The federal unitary enterprise, Soyuzmultfilm, is seeking to invalidate a 10-year deal that an eponymous post-Soviet predecessor struck with Films by Jove (FBJ) in turbulent 1992. The deal was then extended for 35 years 12 months later. The contract allowed FBJ to screen 547 Soviet cartoons outside Russia and the former Soviet republics.
"Hearings of the case to invalidate a deal between the Soyuzmultfilm leaseholder and the U.S. firm Films by Jove on exclusive rights to screen Soviet cartoons all over the world, save for the CIS, have only just started," said Alexander Papenkov, lawyer for Soyuzmultfilm.
Papenkov said at the time the deal was signed by Soyuzmultfilm, which was merely a leaseholder and had no right to set the ten-year term in the contract with FBJ. In 1999, the Russian leaseholder ceased to exist and was transformed into a joint stock company, while its property rights were returned to the government-controlled federal unitary enterprise Soyuzmultfilm, the plaintiff in the current case.
"We want the deal to be invalidated from December 21, 1999 - when the leaseholder ceased to exist," the lawyer said.
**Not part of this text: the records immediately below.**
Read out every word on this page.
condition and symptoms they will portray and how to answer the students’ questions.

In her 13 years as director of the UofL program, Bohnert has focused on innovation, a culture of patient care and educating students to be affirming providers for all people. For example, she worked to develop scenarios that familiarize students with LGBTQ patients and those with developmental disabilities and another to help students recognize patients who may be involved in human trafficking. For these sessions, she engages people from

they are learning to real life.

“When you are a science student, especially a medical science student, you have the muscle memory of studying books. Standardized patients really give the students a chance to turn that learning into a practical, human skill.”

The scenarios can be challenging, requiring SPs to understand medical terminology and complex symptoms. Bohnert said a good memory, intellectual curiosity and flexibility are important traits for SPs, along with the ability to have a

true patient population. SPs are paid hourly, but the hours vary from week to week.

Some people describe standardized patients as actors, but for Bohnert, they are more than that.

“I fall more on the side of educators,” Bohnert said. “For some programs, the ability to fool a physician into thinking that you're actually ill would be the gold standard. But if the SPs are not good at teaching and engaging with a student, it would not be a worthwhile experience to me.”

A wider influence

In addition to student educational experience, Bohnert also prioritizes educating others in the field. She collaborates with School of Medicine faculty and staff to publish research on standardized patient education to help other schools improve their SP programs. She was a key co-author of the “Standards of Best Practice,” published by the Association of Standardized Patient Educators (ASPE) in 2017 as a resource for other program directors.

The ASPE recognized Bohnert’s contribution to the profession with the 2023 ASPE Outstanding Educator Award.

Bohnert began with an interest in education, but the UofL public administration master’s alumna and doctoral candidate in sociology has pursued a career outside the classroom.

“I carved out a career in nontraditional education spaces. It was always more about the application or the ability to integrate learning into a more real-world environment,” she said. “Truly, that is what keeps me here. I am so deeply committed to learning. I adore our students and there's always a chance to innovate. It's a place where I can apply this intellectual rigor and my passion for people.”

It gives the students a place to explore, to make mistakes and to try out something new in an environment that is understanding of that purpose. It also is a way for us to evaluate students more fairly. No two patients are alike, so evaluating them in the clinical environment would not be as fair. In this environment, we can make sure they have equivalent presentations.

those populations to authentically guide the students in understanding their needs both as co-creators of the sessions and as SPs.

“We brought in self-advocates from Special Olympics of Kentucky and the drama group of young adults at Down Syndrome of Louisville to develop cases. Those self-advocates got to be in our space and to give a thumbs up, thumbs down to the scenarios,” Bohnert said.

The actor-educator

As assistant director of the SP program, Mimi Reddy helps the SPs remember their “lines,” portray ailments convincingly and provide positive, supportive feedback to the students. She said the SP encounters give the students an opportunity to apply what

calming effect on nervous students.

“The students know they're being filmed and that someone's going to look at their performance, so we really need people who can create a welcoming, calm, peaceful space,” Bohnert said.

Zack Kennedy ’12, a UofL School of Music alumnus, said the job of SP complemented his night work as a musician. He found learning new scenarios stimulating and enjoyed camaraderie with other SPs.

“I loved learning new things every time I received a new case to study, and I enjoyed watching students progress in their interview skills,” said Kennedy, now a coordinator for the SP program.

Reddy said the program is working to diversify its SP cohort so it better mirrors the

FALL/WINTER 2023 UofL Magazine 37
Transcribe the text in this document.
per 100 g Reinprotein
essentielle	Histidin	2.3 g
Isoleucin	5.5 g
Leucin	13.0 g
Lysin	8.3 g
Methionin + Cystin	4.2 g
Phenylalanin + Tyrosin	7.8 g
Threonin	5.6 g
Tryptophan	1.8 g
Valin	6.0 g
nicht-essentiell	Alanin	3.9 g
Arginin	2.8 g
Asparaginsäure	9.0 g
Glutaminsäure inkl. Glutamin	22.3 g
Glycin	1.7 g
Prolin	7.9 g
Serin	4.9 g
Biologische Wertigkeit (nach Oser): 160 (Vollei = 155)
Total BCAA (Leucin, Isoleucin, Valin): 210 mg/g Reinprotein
Papenkov said the case could not be considered before because the American side had failed to turn up or send any confirmation that it had been informed.
"Four or five attempts were made, papers were sent to various addresses until we eventually received documents about their registration," which enabled the court to resume hearings April 9 and continue them April 16 in absentia of FBJ, the lawyer said.
Russian billionaire Alisher Usmanov said last week he was in talks with FBJ, a company half-owned by a Russian, about buying out the rights to screen Soviet cartoons and returning them either to Soyuzmultfilm or the currently formed state-run children's channel. Joan Borsten, FBJ co-owner, confirmed the plans to sell the collection.
But Papenkov said, "As far as I know, Usmanov has suspended the deal" pending the court decision.